I found this wonderful brooch in the Bavaria section of the Top Shop website...
Large Eye Brooch £20.00
But it feels to me, that it belongs in another time and another place entirely.
It looks like something that would have adorned a dancing costume of Mati Hari back in the 1900's.
Mata Hari ( real name Margaretha Geertruida Zelle)was an exotic dancer, born in the Netherlands who found fame in pre war Paris and was later executed for espionage in WWI.
She continued to fascinate long after her death with her life and death being the subject of many motion pictures Perhaps the most famous being the 1931 MGM classic starring Greta Garbo which ran with the tagline describing her as -
"The most dangerous spy of all time"
Mata Hari's posthumous reputation as an irresistible temptress luring military secrets from her lovers with pillow talk, has relied not so much on facts but on lurid myth.
She took her stage name (which means Eye of Dawn in Indonesian) and entranced the French capital with her sultry performances as a Javanese princess who often danced naked.

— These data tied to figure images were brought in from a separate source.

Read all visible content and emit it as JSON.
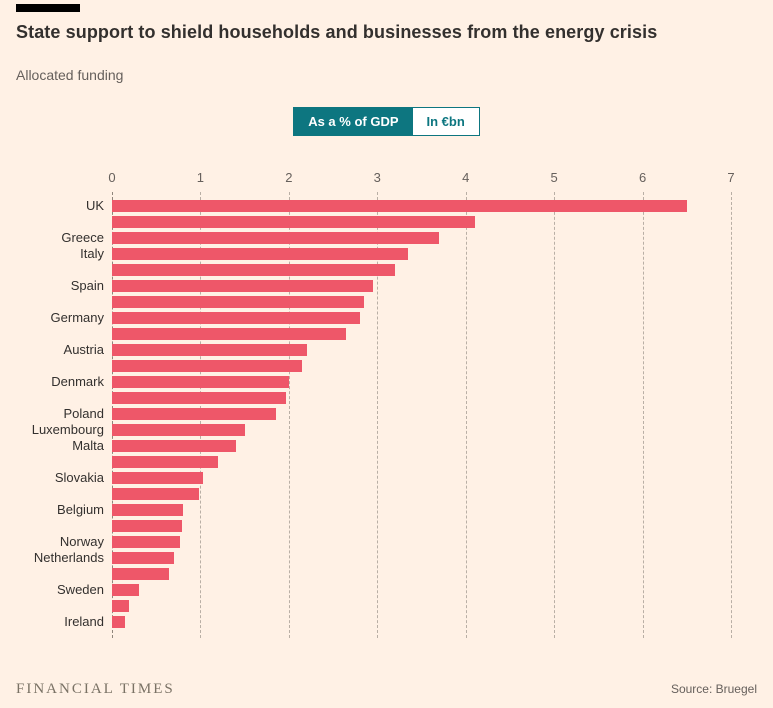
{
  "page": {
    "title": "State support to shield households and businesses from the energy crisis",
    "subtitle": "Allocated funding"
  },
  "toggle": {
    "options": [
      {
        "label": "As a % of GDP",
        "active": true
      },
      {
        "label": "In €bn",
        "active": false
      }
    ]
  },
  "footer": {
    "brand": "FINANCIAL TIMES",
    "source": "Source: Bruegel"
  },
  "colors": {
    "background": "#fff1e5",
    "bar": "#ee5769",
    "accent": "#0d7680",
    "grid": "#b9afa5"
  },
  "chart_data": {
    "type": "bar",
    "orientation": "horizontal",
    "title": "State support to shield households and businesses from the energy crisis",
    "subtitle": "Allocated funding",
    "unit": "% of GDP",
    "xlim": [
      0,
      7
    ],
    "xticks": [
      0,
      1,
      2,
      3,
      4,
      5,
      6,
      7
    ],
    "grid": "vertical-dashed",
    "categories": [
      "UK",
      "",
      "Greece",
      "Italy",
      "",
      "Spain",
      "",
      "Germany",
      "",
      "Austria",
      "",
      "Denmark",
      "",
      "Poland",
      "Luxembourg",
      "Malta",
      "",
      "Slovakia",
      "",
      "Belgium",
      "",
      "Norway",
      "Netherlands",
      "",
      "Sweden",
      "",
      "Ireland"
    ],
    "values": [
      6.5,
      4.1,
      3.7,
      3.35,
      3.2,
      2.95,
      2.85,
      2.8,
      2.65,
      2.2,
      2.15,
      2.0,
      1.97,
      1.85,
      1.5,
      1.4,
      1.2,
      1.03,
      0.98,
      0.8,
      0.79,
      0.77,
      0.7,
      0.64,
      0.3,
      0.19,
      0.15
    ]
  }
}
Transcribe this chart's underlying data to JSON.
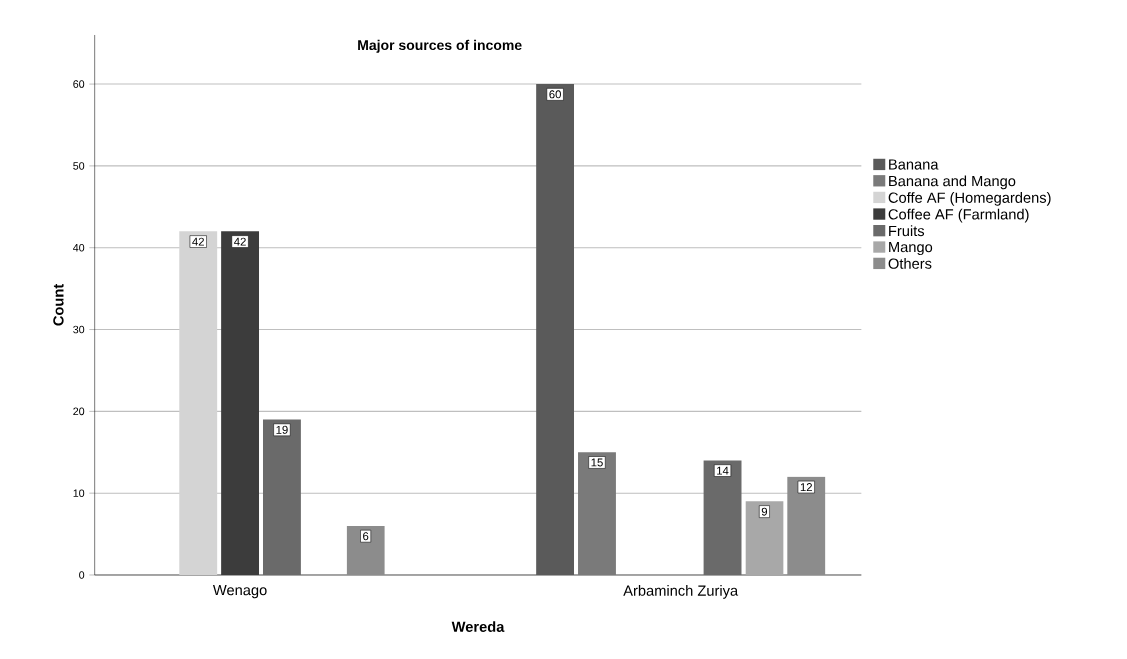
{
  "chart_data": {
    "type": "bar",
    "title": "Major sources of income",
    "xlabel": "Wereda",
    "ylabel": "Count",
    "categories": [
      "Wenago",
      "Arbaminch Zuriya"
    ],
    "series": [
      {
        "name": "Banana",
        "color": "#5a5a5a",
        "values": [
          null,
          60
        ]
      },
      {
        "name": "Banana and Mango",
        "color": "#7a7a7a",
        "values": [
          null,
          15
        ]
      },
      {
        "name": "Coffe AF (Homegardens)",
        "color": "#d4d4d4",
        "values": [
          42,
          null
        ]
      },
      {
        "name": "Coffee AF (Farmland)",
        "color": "#3c3c3c",
        "values": [
          42,
          null
        ]
      },
      {
        "name": "Fruits",
        "color": "#6a6a6a",
        "values": [
          19,
          14
        ]
      },
      {
        "name": "Mango",
        "color": "#a8a8a8",
        "values": [
          null,
          9
        ]
      },
      {
        "name": "Others",
        "color": "#8c8c8c",
        "values": [
          6,
          12
        ]
      }
    ],
    "ylim": [
      0,
      66
    ],
    "yticks": [
      0,
      10,
      20,
      30,
      40,
      50,
      60
    ],
    "grid": "y",
    "legend": "right",
    "data_labels": true
  }
}
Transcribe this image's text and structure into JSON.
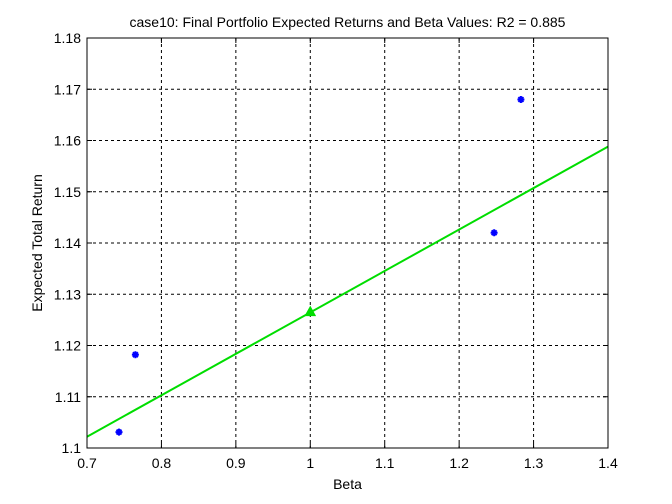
{
  "chart_data": {
    "type": "scatter",
    "title": "case10: Final Portfolio Expected Returns and Beta Values: R2 = 0.885",
    "xlabel": "Beta",
    "ylabel": "Expected Total Return",
    "xlim": [
      0.7,
      1.4
    ],
    "ylim": [
      1.1,
      1.18
    ],
    "xticks": [
      "0.7",
      "0.8",
      "0.9",
      "1",
      "1.1",
      "1.2",
      "1.3",
      "1.4"
    ],
    "yticks": [
      "1.1",
      "1.11",
      "1.12",
      "1.13",
      "1.14",
      "1.15",
      "1.16",
      "1.17",
      "1.18"
    ],
    "grid": true,
    "series": [
      {
        "type": "scatter",
        "marker": "asterisk",
        "color": "#0000ff",
        "points": [
          {
            "x": 0.743,
            "y": 1.1031
          },
          {
            "x": 0.765,
            "y": 1.1182
          },
          {
            "x": 1.247,
            "y": 1.142
          },
          {
            "x": 1.283,
            "y": 1.168
          }
        ]
      },
      {
        "type": "line",
        "color": "#00dd00",
        "points": [
          {
            "x": 0.7,
            "y": 1.1022
          },
          {
            "x": 1.4,
            "y": 1.1588
          }
        ]
      },
      {
        "type": "scatter",
        "marker": "triangle",
        "color": "#00dd00",
        "points": [
          {
            "x": 1.0,
            "y": 1.1266
          }
        ]
      }
    ]
  }
}
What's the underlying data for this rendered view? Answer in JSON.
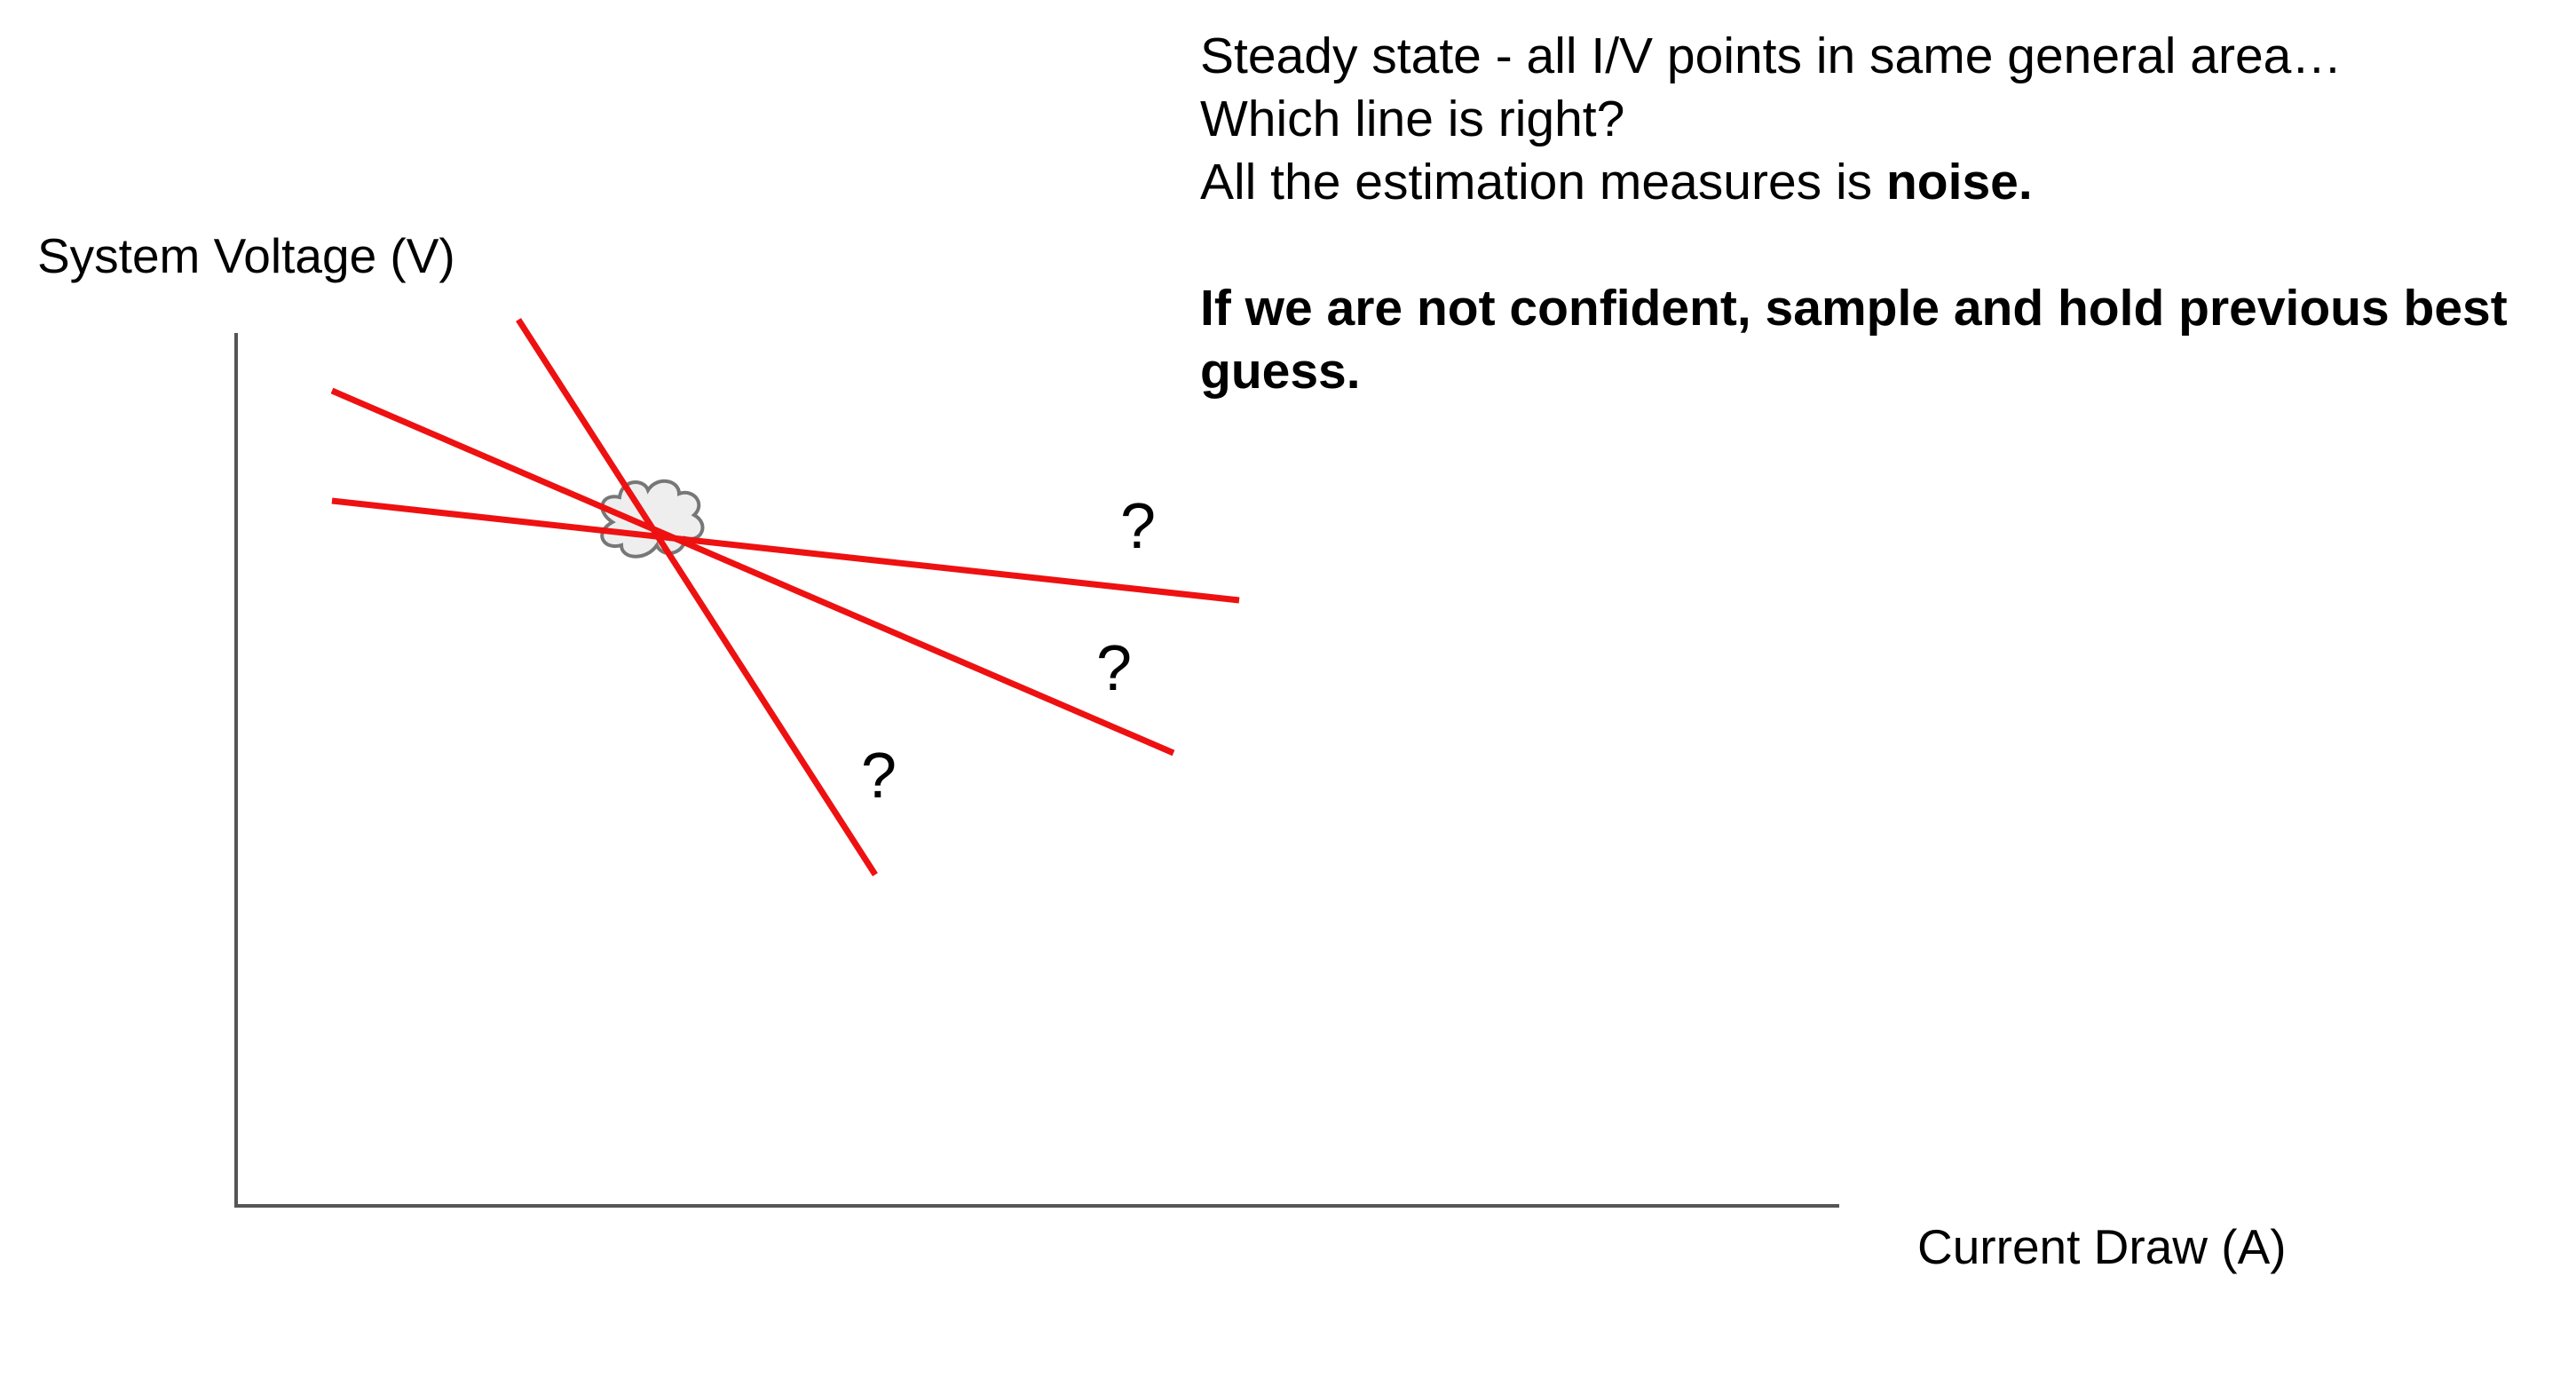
{
  "notes": {
    "line1": "Steady state - all I/V points in same general area…",
    "line2": "Which line is right?",
    "line3_prefix": "All the estimation measures is ",
    "line3_bold": "noise.",
    "line4_bold": "If we are not confident, sample and hold previous best guess."
  },
  "axes": {
    "ylabel": "System Voltage (V)",
    "xlabel": "Current Draw (A)"
  },
  "diagram": {
    "line_color": "#ee1111",
    "axis_color": "#555555",
    "cluster_icon": "cloud-icon",
    "candidate_lines": [
      {
        "id": "steep",
        "marker": "?"
      },
      {
        "id": "medium",
        "marker": "?"
      },
      {
        "id": "shallow",
        "marker": "?"
      }
    ]
  }
}
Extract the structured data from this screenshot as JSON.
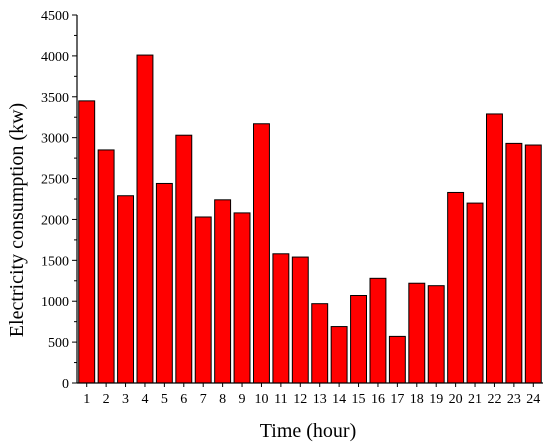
{
  "chart_data": {
    "type": "bar",
    "title": "",
    "xlabel": "Time (hour)",
    "ylabel": "Electricity consumption  (kw)",
    "categories": [
      "1",
      "2",
      "3",
      "4",
      "5",
      "6",
      "7",
      "8",
      "9",
      "10",
      "11",
      "12",
      "13",
      "14",
      "15",
      "16",
      "17",
      "18",
      "19",
      "20",
      "21",
      "22",
      "23",
      "24"
    ],
    "values": [
      3450,
      2850,
      2290,
      4010,
      2440,
      3030,
      2030,
      2240,
      2080,
      3170,
      1580,
      1540,
      970,
      690,
      1070,
      1280,
      570,
      1220,
      1190,
      2330,
      2200,
      3290,
      2930,
      2910
    ],
    "ylim": [
      0,
      4500
    ],
    "yticks": [
      0,
      500,
      1000,
      1500,
      2000,
      2500,
      3000,
      3500,
      4000,
      4500
    ],
    "grid": false,
    "legend": "none",
    "bar_color": "#ff0000",
    "edge_color": "#000000"
  }
}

She quickly became notorious as much for her sex life as her nude erotic dancing. Her international fame and the fact that she moved in the highest European circles drew the attention of the French secret service during the first world war. It decided to enlist her as a spy.
French Arrest Photograph
The French put her on trial with charges of spying for Germany and aiding in the deaths of over 1000 French soldiers. She was found guilty and sent to prison to await execution by firing squad on October 15, 1917 at the age of 41. Much speculation abounds about whether she was actually a spy for the Germans. Some believe that she was used as a scapegoat by the man who had recruited her, Georges Ladoux, who was later arrested for working as a double agent for Germany.
Throughout the years that have followed, many have protested loudly at her innocence. Indeed a member of prosecution was to later say of the evidence used against her - "there wasn't enough to flog a cat"
Following her death, Mata Hari's head was embalmed and placed in the Museum of Anatomy in Paris. More details about Mata Hari's past will be available after the French Army releases sealed court documents in 2017.